Tenho para mim, que não podendo a
escola responder a todas as questões que afectam quem nelas passa o dia
poderia, ainda assim, fazer mais se os investimentos feitos no mundo à volta da
escola e que lhe vem bater à porta com propostas fossem canalizados para as
escolas.
Com real autonomia, com mais
recursos e com modelos organizativos mais adequados e processos menos
burocratizados, as escolas poderiam fazer certamente mais e melhor que quem vem
de fora numa passagem transitória, mais ou menos longa, mas transitória. Sim,
tudo isto deveria ser objecto de escrutínio, regulação e avaliação também
externa, naturalmente.
Escolas com mais auxiliares,
auxiliares informados e formados podem ter um papel importante em diferentes
domínios.
Directores de turma com mais
tempo para os alunos e menos burocracia poderiam desenvolver trabalho útil em
múltiplos aspectos do comportamento e da aprendizagem.

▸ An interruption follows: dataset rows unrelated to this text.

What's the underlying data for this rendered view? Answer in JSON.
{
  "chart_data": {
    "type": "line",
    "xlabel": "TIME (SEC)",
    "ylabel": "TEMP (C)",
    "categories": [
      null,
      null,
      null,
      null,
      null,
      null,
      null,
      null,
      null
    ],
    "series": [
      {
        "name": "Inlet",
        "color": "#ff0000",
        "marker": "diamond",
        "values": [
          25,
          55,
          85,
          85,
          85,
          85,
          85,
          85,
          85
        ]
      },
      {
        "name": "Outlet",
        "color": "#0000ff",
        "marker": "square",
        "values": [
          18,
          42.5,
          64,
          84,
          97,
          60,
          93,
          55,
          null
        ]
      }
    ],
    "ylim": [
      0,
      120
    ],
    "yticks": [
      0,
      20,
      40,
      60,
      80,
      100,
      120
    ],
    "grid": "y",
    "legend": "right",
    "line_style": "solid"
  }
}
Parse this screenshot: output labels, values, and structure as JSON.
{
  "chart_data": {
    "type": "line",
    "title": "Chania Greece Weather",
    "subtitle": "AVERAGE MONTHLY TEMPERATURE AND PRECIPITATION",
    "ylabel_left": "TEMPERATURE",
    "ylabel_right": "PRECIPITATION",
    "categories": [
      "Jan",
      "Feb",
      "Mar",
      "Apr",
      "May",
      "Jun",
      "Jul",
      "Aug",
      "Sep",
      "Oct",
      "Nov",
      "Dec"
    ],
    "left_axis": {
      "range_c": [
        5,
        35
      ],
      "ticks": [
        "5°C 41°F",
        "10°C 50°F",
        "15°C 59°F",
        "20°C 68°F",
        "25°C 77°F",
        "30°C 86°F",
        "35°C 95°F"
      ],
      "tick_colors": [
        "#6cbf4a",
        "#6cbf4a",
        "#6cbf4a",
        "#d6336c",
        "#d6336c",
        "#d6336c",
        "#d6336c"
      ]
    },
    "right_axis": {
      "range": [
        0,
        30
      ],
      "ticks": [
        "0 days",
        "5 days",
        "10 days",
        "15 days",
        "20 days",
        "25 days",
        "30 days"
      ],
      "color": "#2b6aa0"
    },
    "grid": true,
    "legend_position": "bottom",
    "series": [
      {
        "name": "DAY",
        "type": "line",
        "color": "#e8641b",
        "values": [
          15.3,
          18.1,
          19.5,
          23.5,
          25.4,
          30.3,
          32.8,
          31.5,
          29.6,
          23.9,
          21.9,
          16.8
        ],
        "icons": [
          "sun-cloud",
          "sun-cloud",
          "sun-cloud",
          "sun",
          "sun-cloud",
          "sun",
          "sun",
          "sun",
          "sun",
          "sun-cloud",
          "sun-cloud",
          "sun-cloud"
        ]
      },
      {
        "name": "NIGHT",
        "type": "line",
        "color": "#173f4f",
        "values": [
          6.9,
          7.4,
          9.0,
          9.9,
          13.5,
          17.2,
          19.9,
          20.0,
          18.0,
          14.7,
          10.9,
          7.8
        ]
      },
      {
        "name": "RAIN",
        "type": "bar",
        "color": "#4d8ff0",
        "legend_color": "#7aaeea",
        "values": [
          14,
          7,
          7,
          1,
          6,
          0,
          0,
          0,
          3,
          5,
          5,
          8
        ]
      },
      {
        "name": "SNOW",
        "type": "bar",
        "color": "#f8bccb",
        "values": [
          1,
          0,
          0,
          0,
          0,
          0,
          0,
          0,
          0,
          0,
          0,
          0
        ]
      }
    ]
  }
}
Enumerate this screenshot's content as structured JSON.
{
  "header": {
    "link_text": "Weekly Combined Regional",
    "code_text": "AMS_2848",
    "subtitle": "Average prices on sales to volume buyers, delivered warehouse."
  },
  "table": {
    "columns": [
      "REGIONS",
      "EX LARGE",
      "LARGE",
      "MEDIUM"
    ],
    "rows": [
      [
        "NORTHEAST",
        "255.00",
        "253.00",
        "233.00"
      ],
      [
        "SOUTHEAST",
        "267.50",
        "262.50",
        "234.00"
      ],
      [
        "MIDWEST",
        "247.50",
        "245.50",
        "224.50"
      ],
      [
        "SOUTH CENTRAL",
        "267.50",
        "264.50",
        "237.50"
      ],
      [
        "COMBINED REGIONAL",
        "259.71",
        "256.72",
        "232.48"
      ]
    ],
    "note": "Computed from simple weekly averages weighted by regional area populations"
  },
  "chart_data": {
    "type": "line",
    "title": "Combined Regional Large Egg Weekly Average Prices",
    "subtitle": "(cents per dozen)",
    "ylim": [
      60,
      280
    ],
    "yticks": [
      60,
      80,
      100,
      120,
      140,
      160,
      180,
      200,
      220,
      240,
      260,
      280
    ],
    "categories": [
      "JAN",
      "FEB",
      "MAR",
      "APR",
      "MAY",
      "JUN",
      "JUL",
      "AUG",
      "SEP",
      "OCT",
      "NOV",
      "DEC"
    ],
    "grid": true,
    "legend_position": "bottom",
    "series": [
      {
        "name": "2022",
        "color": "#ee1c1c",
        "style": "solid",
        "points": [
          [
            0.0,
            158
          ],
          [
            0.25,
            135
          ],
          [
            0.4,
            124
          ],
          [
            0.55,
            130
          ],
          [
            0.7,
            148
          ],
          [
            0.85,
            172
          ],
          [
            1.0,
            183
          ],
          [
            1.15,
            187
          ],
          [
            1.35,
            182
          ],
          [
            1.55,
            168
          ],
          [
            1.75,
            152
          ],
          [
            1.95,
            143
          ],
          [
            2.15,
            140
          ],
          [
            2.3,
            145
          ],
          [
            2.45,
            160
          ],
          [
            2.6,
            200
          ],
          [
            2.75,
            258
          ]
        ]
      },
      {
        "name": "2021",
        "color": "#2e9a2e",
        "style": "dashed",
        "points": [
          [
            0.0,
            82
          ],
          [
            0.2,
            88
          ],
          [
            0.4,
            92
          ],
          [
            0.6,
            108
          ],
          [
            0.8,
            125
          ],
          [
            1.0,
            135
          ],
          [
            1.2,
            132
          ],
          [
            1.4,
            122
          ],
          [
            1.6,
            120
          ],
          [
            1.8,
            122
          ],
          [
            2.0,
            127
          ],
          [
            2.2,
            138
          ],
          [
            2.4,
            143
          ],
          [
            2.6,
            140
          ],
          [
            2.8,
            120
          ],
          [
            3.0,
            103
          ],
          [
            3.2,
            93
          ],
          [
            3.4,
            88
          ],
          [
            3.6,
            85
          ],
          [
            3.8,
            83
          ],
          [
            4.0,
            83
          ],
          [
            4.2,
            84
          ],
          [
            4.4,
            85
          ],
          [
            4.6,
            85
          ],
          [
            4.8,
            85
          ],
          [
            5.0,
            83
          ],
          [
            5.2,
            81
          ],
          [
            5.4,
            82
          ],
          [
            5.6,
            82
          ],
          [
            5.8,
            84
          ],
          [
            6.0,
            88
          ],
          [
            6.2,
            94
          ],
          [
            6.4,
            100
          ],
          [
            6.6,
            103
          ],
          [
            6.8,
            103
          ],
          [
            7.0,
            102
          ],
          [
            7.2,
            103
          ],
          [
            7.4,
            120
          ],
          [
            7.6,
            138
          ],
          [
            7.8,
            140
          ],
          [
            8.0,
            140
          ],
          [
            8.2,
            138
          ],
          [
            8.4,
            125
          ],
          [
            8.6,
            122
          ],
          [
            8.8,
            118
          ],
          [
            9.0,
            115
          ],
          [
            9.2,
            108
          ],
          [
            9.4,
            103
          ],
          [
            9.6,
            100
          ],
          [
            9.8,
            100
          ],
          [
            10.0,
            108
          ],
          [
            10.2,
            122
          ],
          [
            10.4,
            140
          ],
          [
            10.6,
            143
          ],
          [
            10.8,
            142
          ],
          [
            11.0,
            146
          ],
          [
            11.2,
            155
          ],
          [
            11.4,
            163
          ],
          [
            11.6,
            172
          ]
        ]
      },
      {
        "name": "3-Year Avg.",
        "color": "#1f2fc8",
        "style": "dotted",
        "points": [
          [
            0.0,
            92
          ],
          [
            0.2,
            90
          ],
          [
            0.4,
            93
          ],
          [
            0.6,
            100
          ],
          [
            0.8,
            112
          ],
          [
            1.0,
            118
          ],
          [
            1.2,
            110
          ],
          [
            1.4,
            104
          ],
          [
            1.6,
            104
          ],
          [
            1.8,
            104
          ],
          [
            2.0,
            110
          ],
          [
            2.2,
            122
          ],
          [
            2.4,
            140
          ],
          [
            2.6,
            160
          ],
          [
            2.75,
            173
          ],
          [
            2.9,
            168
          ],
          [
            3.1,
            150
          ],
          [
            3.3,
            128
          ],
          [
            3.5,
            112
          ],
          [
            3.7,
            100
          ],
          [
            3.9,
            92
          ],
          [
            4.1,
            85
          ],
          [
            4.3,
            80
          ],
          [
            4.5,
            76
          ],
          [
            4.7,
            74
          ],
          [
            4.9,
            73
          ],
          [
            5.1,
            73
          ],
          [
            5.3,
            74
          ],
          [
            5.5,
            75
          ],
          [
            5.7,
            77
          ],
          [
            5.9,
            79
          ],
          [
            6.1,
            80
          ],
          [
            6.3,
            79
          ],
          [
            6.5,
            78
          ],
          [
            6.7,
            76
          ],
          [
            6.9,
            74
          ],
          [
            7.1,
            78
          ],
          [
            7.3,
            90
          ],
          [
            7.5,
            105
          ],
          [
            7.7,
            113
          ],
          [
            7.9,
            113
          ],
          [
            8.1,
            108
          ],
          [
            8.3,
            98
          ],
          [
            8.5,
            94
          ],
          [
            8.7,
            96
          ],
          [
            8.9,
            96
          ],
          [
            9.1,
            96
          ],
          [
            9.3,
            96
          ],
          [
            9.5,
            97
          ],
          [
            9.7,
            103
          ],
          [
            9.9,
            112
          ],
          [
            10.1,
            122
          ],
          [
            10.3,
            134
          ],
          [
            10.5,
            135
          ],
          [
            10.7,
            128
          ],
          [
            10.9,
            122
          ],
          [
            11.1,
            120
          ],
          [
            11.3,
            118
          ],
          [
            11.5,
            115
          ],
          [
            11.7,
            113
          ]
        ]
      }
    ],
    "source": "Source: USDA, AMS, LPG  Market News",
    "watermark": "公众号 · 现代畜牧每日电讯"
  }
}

Psicólogos e outros técnicos em
número mais adequado, o que se verifica poderiam acompanhar, promover e
desenvolver múltiplas acções de apoio a alunos, professores, técnicos e pais.
Mediadores que promovessem
iniciativas no âmbito da relação entre escola, pais e comunidade seriam, a experiência
mostra-o, um investimento com retorno.
São apenas alguns exemplos de
respostas com resultados potenciais com um custo que talvez não seja superior
aos custos de tantos Projectos, Planos, Programas ou Iniciativas Inovadoras
destinadas a múltiplas matérias e com custos associados de “produção” que já me
têm embaraçado, mas a verdade é que as agendas e o marketing têm custos.
Está em jogo o desenvolvimento
escolar e pessoal de crianças, adolescentes e jovens, ou seja, do futuro.